- The paper demonstrates that replacing lengthy chain-of-thought with NoThinking maintains competitive accuracy while reducing token usage by up to 5.1x.
- It employs empirical analysis comparing Thinking and NoThinking across benchmarks in math problem-solving, coding, and other reasoning tasks.
- The study highlights practical benefits in latency and resource allocation when integrating NoThinking with parallel sampling methods.
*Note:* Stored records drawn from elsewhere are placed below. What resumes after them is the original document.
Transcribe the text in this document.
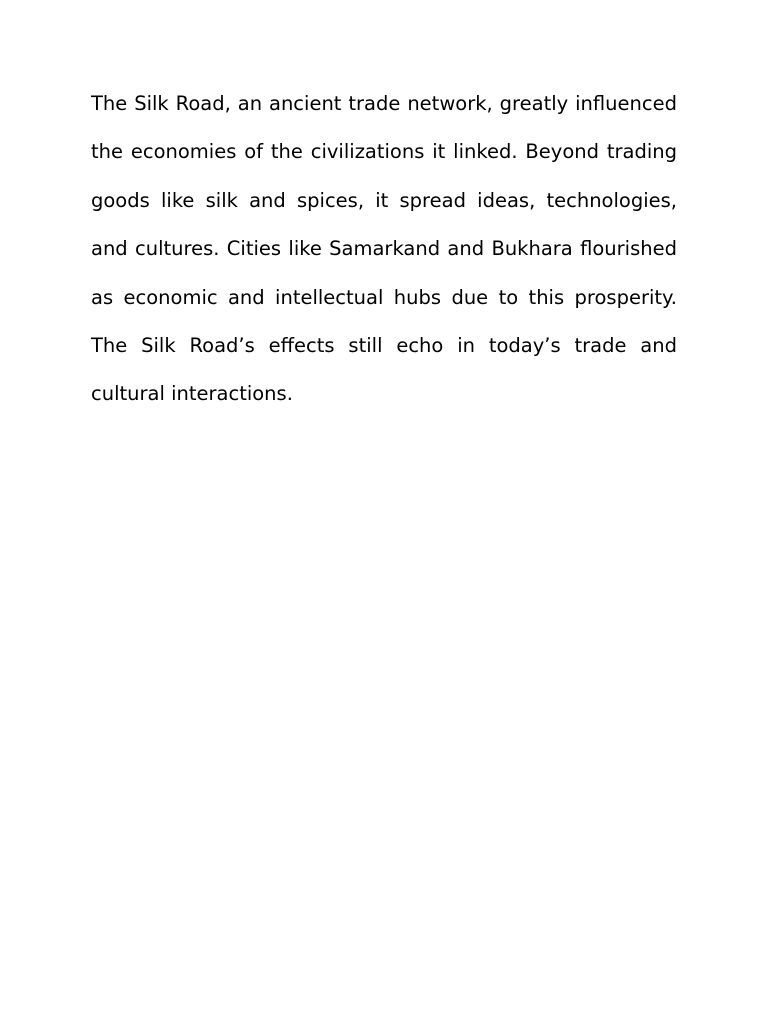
The Silk Road, an ancient trade network, greatly influenced the economies of the civilizations it linked. Beyond trading goods like silk and spices, it spread ideas, technologies, and cultures. Cities like Samarkand and Bukhara flourished as economic and intellectual hubs due to this prosperity. The Silk Road’s effects still echo in today’s trade and cultural interactions.
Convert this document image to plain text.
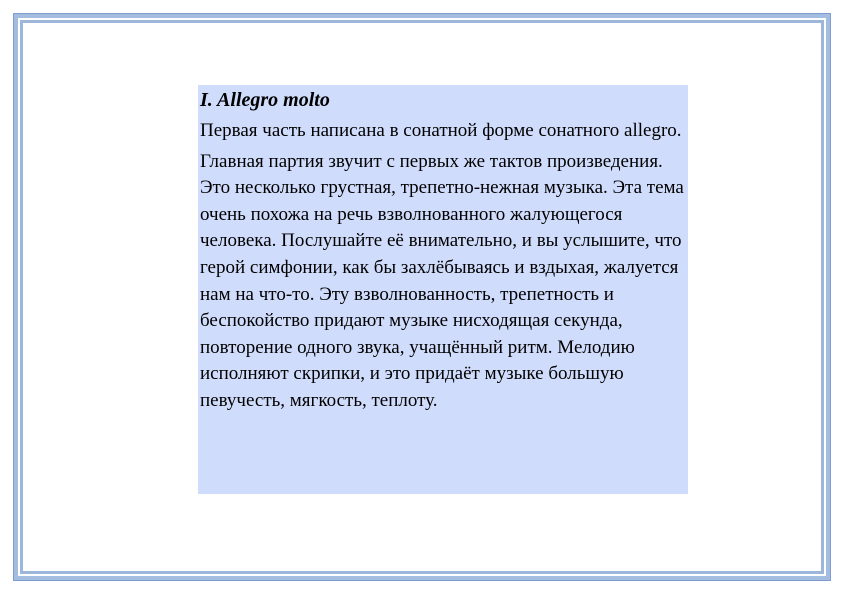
I. Allegro molto

Первая часть написана в сонатной форме сонатного allegro.

Главная партия звучит с первых же тактов произведения. Это несколько грустная, трепетно-нежная музыка. Эта тема очень похожа на речь взволнованного жалующегося человека. Послушайте её внимательно, и вы услышите, что герой симфонии, как бы захлёбываясь и вздыхая, жалуется нам на что-то. Эту взволнованность, трепетность и беспокойство придают музыке нисходящая секунда, повторение одного звука, учащённый ритм. Мелодию исполняют скрипки, и это придаёт музыке большую певучесть, мягкость, теплоту.
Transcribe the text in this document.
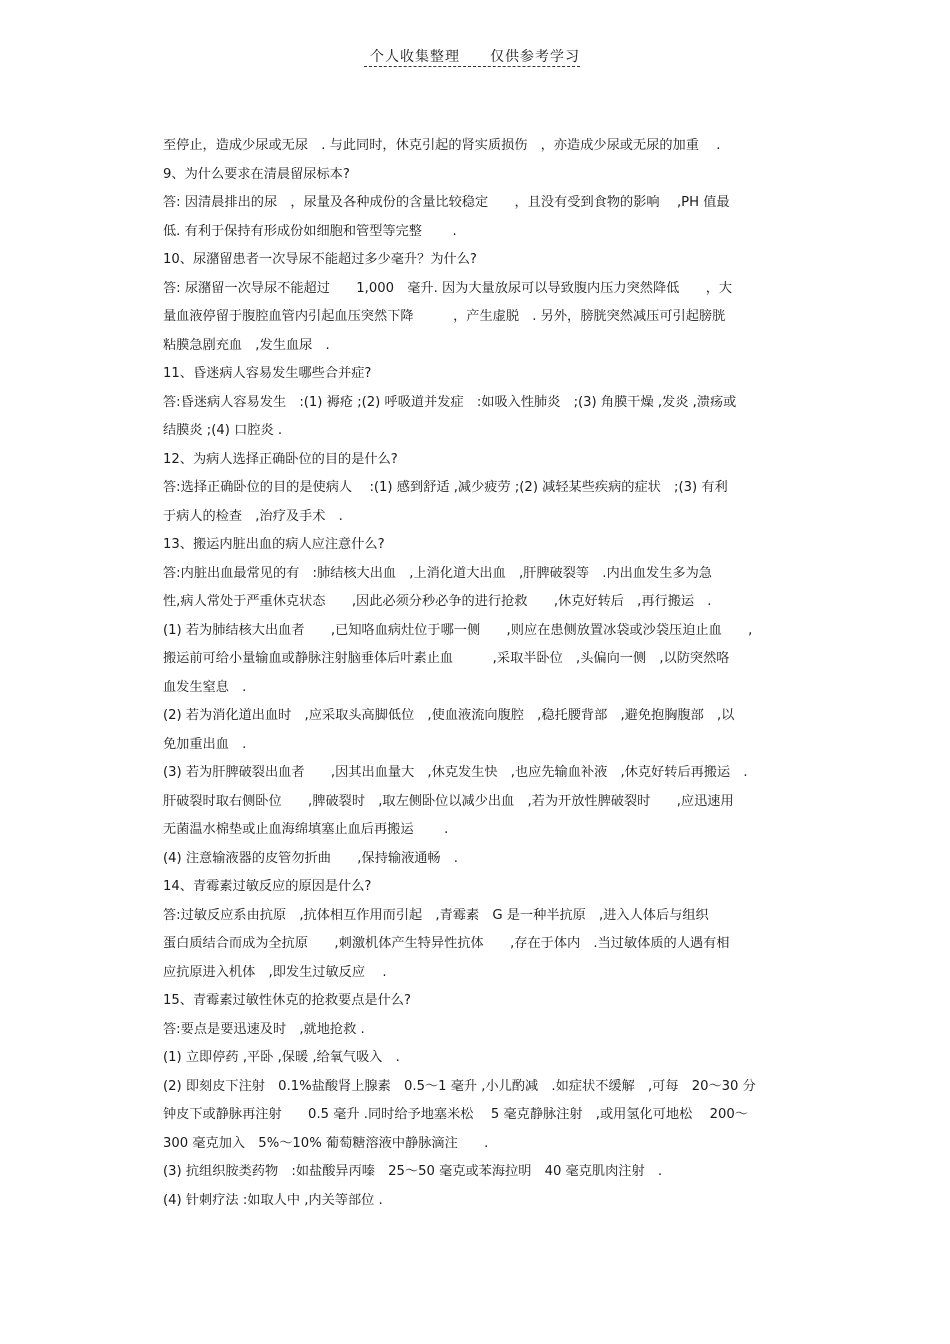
个人收集整理　　仅供参考学习
至停止，造成少尿或无尿　. 与此同时，休克引起的肾实质损伤　，亦造成少尿或无尿的加重　 .
9、为什么要求在清晨留尿标本?
答: 因清晨排出的尿　，尿量及各种成份的含量比较稳定　　，且没有受到食物的影响　 ,PH 值最
低. 有利于保持有形成份如细胞和管型等完整　　 .
10、尿潴留患者一次导尿不能超过多少毫升？为什么?
答: 尿潴留一次导尿不能超过　　1,000　毫升. 因为大量放尿可以导致腹内压力突然降低　　，大
量血液停留于腹腔血管内引起血压突然下降　　　，产生虚脱　. 另外，膀胱突然减压可引起膀胱
粘膜急剧充血　,发生血尿　.
11、昏迷病人容易发生哪些合并症?
答:昏迷病人容易发生　:(1) 褥疮 ;(2) 呼吸道并发症　:如吸入性肺炎　;(3) 角膜干燥 ,发炎 ,溃疡或
结膜炎 ;(4) 口腔炎 .
12、为病人选择正确卧位的目的是什么?
答:选择正确卧位的目的是使病人　 :(1) 感到舒适 ,减少疲劳 ;(2) 减轻某些疾病的症状　;(3) 有利
于病人的检查　,治疗及手术　.
13、搬运内脏出血的病人应注意什么?
答:内脏出血最常见的有　:肺结核大出血　,上消化道大出血　,肝脾破裂等　.内出血发生多为急
性,病人常处于严重休克状态　　,因此必须分秒必争的进行抢救　　,休克好转后　,再行搬运　.
(1) 若为肺结核大出血者　　,已知咯血病灶位于哪一侧　　,则应在患侧放置冰袋或沙袋压迫止血　　,
搬运前可给小量输血或静脉注射脑垂体后叶素止血　　　,采取半卧位　,头偏向一侧　,以防突然咯
血发生窒息　.
(2) 若为消化道出血时　,应采取头高脚低位　,使血液流向腹腔　,稳托腰背部　,避免抱胸腹部　,以
免加重出血　.
(3) 若为肝脾破裂出血者　　,因其出血量大　,休克发生快　,也应先输血补液　,休克好转后再搬运　.
肝破裂时取右侧卧位　　,脾破裂时　,取左侧卧位以减少出血　,若为开放性脾破裂时　　,应迅速用
无菌温水棉垫或止血海绵填塞止血后再搬运　　 .
(4) 注意输液器的皮管勿折曲　　,保持输液通畅　.
14、青霉素过敏反应的原因是什么?
答:过敏反应系由抗原　,抗体相互作用而引起　,青霉素　G 是一种半抗原　,进入人体后与组织
蛋白质结合而成为全抗原　　,刺激机体产生特异性抗体　　,存在于体内　.当过敏体质的人遇有相
应抗原进入机体　,即发生过敏反应　 .
15、青霉素过敏性休克的抢救要点是什么?
答:要点是要迅速及时　,就地抢救 .
(1) 立即停药 ,平卧 ,保暖 ,给氧气吸入　.
(2) 即刻皮下注射　0.1%盐酸肾上腺素　0.5～1 毫升 ,小儿酌减　.如症状不缓解　,可每　20～30 分
钟皮下或静脉再注射　　0.5 毫升 .同时给予地塞米松　 5 毫克静脉注射　,或用氢化可地松　 200～
300 毫克加入　5%～10% 葡萄糖溶液中静脉滴注　　.
(3) 抗组织胺类药物　:如盐酸异丙嗪　25～50 毫克或苯海拉明　40 毫克肌肉注射　.
(4) 针刺疗法 :如取人中 ,内关等部位 .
"Reasoning Models Can Be Effective Without Thinking" Overview
The paper challenges the prevailing approach in contemporary reasoning models which incorporate explicit, lengthy "thinking" processes before generating solutions. The investigation focuses on whether these extensive thought sequences are necessary by introducing a streamlined method termed "NoThinking."
Motivation and Background
Recent advancements in LLMs, such as DeepSeek-R1 and OpenAI o1, have delivered significant improvements in reasoning by leveraging increased inference-time compute. These models typically execute prolonged chains of thought before arriving at the solution, increasing token usage and latency. However, prior explorations have only made strides in reducing token usage through methods like RL or fine-tuning on various CoT traces, without removing the explicit thinking process altogether.
Key Concepts
The core proposition is to bypass the explicit thinking steps entirely. By generating the final solution directly after a prefabricated dummy "thinking box," the paper posits that the elimination of verbose thinking processes could be surprisingly efficient, notably in terms of accuracy-cost tradeoffs.
- Thinking vs. NoThinking Paradigm:
- Thinking: Involves traditional models that rely on generating a structured reasoning trace followed by the solution.
- NoThinking: Uses simple prompts to prefill the reasoning template, skipping over the expansive chain of thoughts.
Experimental Framework
The empirical analysis compared Thinking and NoThinking using state-of-the-art reasoning models like DeepSeek-R1-Distill-Qwen across various benchmarks (math problem-solving, coding, etc.).
Metrics Used:
- Pass@k: Measures the likelihood of obtaining at least one correct answer in k attempts.


Figure 1: Performance comparison of Thinking vs. NoThinking showcasing effectiveness across several datasets.
Results and Analysis
- Token Efficiency: NoThinking demonstrates substantial token savings (2.0–5.1x fewer tokens), effectively matching or exceeding Thinking for pass@k metrics.
- Accuracy Improvements: In constrained settings, NoThinking surpasses Thinking particularly when k increases, indicating the production of more diverse outputs.

Figure 2: Pass@k results, indicating NoThinking's increased efficiency over Thinking.
Parallel Scaling and Latency
By integrating NoThinking with parallel sampling methods, the model exploits its efficient pass@k performance. The parallel approach not only reduces latency compared to conventional Thinking but also enhances resource utilization, providing better accuracy-latency tradeoffs.
Figure 3: Comparison of latency and accuracy between parallel and sequential inferencing methods.
Practical Implications and Future Directions
The paper suggests that the necessity of extensive thinking processes in reasoning could be reconsidered. It offers a baseline for establishing robust reasoning capabilities within LLMs under low-resource constraints. Future explorations could include applying similar strategies to closed-source models and other decision-making platforms.
Conclusion
The investigation concludes that explicit, long-form thinking processes in LLMs are not inherently essential for achieving high performance on reasoning tasks. Utilizing a lean NoThinking approach provides competitive accuracy-cost benefits, reshaping the perspective on LLM efficiency in real-world applications.